With the announcement of this year’s Academy Award nominees Tuesday morning, Black Panther set a new record for comic-book achievement, as the film earned seven nods overall: Best Picture, Best Costume Design, Best Sound Editing, Best Sound Mixing, Best Original Score, Best Original Song, and Best Production Design. How many ways did Ryan Coogler’s film make Oscar history? Let’s count them down:
As one of eight nominated films in Best Picture, Black Panther is the first superhero film to crack the field for the Academy’s top prize.
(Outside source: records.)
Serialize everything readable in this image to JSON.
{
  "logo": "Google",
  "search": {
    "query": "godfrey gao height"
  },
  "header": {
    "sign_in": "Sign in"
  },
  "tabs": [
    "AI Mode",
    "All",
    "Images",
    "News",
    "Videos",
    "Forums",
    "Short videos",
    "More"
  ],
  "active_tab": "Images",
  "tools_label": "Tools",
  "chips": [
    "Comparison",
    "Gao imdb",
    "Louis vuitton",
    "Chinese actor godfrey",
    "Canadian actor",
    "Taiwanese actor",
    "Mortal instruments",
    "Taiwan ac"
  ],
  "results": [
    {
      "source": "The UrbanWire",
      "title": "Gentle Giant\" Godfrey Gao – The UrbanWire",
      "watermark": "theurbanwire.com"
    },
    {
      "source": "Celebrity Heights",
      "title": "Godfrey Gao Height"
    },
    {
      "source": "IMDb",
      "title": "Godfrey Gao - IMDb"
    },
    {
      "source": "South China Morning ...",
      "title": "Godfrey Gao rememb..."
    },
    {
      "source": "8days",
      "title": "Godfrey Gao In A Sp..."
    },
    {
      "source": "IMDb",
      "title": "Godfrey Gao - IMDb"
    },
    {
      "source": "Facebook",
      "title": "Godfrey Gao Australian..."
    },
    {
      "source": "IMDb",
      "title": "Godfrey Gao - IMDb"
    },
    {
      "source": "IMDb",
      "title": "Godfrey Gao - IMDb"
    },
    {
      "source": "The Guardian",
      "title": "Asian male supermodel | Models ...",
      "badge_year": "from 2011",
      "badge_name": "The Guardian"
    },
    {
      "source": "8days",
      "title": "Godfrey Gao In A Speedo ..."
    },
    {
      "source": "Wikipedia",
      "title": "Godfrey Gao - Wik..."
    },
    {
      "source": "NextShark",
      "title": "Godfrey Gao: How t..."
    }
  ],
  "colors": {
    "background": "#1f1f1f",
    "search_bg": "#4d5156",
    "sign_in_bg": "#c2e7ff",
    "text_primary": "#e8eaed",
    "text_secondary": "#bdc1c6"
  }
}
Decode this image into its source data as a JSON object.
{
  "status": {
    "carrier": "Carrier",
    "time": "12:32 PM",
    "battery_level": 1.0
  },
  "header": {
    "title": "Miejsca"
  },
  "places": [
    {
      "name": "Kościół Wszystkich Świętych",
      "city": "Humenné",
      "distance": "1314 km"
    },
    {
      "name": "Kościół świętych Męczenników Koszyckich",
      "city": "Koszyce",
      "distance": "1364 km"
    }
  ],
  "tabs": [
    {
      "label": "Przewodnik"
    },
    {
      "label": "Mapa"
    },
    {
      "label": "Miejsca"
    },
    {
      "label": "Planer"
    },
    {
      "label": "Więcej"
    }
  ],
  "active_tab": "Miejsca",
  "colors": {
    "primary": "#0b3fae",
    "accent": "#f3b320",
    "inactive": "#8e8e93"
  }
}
The Best Picture field expanding a decade ago was widely interpreted as a reaction to The Dark Knight missing out, and nothing since has gotten close, though some hoped last year that Wonder Woman might have been able to break into the category.
In the costume category, Ruth E. Carter scored her third nomination. (She was previously recognized for her work on Amistad and Malcolm X.) By our count, it’s the first-ever costume nomination for a superhero movie, remarkable for a genre that’s all about costumes. (It’s not the first comic-book movie to get a nod, though; that honor went to Dick Tracy.)
Finally, in production design, Hannah Beachler’s Afrofuturist vision of Wakanda made her the first black production designer ever recognized by the Academy. Beachler also did the sets for Moonlight, as well as Beyoncé’s Lemonade.
In all, today’s nominations also suggest the Academy’s push to diversify its voting body is yielding results. As Vulture’s Mark Harris wrote:
Those who led the #OscarsSoWhite charge a couple of years back, while noting that Barry Jenkins’s If Beale Street Could Talk should have been rewarded with a lot more than three nominations, can celebrate Spike Lee’s first-ever Best Directing nomination (that’s insane, and may become a meaningful Oscar narrative in the next month), as well as the robust performance of his film BlacKkKlansman (six nominations, including Best Picture) and Black Panther (seven nominations).
Even if Panther missed in Best Director and the acting categories, today’s news is still big for Marvel, superhero movies, and black creatives of all types. And they didn’t even need a Popular Film category to make it happen.